Segundo a FGV, na métrica de médias móveis trimestrais, o índice avançou 1,2 ponto em junho, a maior alta desde março de 2010. "Ao final do primeiro semestre, ampliam-se os sinais de melhora na curva de confiança do setor de serviços, ainda que o patamar médio dos indicadores continue muito baixo em termos históricos. avalia o consultor do FGV/Ibre, Silvio Sales.

Na visão de Sales, o movimento faz parte de uma onda de melhora das expectativas que atinge toda cadeia econômica. "A melhora tem sido sustentada pela contínua redução do pessimismo em relação aos meses seguintes e tem um perfil disseminado entre os diversos segmentos pesquisados, incluindo uma sinalização de arrefecimento no ritmo de cortes previstos no quadro de trabalhadores."

Por setor

Em junho, nove das 13 atividades pesquisadas registraram alta da confiança. "A evolução do índice geral foi determinada pela combinação de altas no índice que mede o pulso do setor em relação ao momento atual e no que capta as expectativas para os próximos meses", detalha a FGV, em nota.

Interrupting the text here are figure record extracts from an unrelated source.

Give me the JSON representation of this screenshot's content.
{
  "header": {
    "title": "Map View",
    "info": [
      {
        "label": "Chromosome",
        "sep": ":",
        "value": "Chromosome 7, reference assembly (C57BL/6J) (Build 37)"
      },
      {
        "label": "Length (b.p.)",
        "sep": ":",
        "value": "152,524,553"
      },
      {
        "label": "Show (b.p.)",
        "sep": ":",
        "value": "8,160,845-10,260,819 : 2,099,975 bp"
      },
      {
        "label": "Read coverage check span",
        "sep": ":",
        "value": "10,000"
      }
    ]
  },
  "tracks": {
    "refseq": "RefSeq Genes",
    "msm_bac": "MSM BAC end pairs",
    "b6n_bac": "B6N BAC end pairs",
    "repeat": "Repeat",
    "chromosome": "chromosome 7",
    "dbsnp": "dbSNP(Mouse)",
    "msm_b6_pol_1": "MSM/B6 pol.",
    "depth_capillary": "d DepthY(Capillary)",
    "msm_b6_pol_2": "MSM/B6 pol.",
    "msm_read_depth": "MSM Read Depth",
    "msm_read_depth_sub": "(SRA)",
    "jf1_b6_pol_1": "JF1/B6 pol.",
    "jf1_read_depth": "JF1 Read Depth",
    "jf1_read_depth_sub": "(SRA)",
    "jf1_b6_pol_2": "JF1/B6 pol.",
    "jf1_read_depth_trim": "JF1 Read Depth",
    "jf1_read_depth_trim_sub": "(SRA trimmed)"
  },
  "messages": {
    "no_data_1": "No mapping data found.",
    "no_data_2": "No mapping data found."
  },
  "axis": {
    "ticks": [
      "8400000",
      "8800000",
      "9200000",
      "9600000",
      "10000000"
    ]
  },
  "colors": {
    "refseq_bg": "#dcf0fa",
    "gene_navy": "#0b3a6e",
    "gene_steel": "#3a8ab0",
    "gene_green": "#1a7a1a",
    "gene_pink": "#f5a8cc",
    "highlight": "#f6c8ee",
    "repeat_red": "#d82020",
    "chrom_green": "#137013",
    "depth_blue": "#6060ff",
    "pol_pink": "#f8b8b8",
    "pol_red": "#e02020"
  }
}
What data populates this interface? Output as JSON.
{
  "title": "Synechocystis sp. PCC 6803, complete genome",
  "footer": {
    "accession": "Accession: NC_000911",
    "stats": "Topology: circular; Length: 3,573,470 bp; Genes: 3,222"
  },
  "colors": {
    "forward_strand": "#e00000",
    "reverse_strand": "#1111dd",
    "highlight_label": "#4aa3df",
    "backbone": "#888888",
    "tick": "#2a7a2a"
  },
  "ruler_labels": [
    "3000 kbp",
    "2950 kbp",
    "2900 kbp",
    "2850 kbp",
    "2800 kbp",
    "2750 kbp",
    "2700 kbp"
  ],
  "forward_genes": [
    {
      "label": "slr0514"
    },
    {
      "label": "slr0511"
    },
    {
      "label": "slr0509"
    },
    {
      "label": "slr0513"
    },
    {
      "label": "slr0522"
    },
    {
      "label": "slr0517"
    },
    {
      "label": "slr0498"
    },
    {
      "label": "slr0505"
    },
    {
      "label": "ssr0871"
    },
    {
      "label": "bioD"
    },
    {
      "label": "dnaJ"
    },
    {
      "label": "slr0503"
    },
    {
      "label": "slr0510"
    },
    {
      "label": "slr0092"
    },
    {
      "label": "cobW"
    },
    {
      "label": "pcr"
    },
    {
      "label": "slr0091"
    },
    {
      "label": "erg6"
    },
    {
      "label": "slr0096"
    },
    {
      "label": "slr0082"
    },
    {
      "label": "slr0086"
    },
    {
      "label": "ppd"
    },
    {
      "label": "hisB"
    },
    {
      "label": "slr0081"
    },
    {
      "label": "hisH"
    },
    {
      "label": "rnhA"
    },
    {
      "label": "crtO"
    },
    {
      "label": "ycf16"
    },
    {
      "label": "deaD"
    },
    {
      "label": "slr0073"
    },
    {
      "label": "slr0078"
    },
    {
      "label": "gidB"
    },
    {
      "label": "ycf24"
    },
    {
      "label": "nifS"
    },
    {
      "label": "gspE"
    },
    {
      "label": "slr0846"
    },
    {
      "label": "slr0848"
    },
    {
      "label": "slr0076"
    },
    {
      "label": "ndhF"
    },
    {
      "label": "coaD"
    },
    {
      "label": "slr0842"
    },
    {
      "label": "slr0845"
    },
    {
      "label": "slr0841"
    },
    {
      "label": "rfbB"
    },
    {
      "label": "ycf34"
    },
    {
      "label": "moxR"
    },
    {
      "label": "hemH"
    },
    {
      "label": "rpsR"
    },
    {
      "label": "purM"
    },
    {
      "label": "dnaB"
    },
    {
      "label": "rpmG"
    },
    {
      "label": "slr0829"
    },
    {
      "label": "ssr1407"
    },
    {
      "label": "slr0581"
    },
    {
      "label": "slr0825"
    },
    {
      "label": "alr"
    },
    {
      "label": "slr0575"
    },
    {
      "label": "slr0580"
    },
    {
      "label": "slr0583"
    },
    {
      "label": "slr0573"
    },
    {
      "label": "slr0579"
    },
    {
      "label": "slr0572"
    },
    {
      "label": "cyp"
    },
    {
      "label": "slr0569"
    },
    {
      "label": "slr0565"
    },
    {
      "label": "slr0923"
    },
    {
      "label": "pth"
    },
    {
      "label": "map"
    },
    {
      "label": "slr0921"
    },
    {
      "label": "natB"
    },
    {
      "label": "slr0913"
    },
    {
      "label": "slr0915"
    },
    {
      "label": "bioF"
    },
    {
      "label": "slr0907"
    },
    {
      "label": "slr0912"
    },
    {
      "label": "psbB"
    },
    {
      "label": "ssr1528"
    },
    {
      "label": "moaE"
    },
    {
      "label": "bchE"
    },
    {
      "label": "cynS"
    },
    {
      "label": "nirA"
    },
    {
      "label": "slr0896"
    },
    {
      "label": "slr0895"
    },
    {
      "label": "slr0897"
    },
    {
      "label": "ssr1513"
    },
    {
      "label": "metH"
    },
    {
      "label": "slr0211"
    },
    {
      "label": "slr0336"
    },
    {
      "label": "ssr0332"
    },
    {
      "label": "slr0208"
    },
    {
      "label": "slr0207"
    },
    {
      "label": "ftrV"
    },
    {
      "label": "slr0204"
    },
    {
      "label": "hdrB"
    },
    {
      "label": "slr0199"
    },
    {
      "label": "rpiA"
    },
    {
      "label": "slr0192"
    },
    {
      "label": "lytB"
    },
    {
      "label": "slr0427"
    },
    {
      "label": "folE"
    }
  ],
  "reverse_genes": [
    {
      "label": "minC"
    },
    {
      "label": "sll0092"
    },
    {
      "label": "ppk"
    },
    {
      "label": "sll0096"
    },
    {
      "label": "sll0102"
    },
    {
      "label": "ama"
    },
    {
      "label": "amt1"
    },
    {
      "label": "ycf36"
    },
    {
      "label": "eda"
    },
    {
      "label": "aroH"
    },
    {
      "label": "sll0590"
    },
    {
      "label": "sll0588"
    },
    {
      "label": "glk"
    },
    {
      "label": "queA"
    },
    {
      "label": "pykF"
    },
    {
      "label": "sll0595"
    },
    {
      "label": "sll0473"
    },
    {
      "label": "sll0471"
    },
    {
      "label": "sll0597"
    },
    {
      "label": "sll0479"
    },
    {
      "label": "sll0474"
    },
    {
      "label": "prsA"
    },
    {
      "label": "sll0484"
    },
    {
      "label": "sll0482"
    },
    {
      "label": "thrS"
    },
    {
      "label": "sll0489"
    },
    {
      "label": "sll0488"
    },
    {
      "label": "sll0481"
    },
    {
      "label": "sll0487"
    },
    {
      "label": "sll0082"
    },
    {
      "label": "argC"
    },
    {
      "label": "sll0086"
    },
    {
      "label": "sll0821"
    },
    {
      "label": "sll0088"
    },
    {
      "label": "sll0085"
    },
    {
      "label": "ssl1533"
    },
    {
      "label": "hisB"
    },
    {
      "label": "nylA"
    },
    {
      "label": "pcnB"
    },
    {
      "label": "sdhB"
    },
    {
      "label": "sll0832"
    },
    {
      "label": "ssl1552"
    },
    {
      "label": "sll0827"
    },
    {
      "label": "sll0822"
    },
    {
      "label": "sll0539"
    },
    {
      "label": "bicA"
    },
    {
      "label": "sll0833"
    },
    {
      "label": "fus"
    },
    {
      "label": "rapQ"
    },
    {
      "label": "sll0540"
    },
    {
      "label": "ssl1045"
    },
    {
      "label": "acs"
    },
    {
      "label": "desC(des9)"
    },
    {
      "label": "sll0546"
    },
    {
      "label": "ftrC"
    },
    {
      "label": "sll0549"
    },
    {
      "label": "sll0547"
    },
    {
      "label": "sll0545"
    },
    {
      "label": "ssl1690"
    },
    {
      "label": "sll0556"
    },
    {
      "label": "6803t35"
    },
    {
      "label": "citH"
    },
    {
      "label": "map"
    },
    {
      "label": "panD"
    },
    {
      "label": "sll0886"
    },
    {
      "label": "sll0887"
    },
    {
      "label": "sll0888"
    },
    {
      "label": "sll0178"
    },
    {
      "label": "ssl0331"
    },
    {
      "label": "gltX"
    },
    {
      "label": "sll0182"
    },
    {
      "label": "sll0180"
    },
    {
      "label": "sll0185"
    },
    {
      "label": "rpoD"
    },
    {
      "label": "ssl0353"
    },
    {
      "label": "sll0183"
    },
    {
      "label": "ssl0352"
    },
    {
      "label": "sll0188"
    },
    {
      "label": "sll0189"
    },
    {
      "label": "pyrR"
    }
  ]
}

O Índice de Situação Atual (ISA-S), por exemplo, subiu 1,0 ponto, para 67,5, e o Índice de Expectativas (IE-S) avançou 3,0 pontos, alcançando 78,0 pontos. Com o resultado, o IE-S abriu uma distância recorde de 10,5 pontos em relação ao ISA-S e apresentou a primeira variação interanual positiva (2,9 pontos) desde novembro de 2012. Com o resultado de junho, o indicador que prevê a Evolução do Pessoal Ocupado (PO) nos três meses seguintes registra, no segundo trimestre, a primeira alta em relação ao trimestre anterior desde o primeiro trimestre de 2012: 1,8 ponto, ao subir para 83,3 pontos. Este movimento é determinado principalmente pela migração de empresas que anteriormente previam diminuição. "A moderação no ritmo de cortes de postos de trabalho num setor responsável por cerca de 60% da população ocupada pode vir a atenuar o quadro desfavorável do mercado de trabalho nos próximos meses", diz Sales.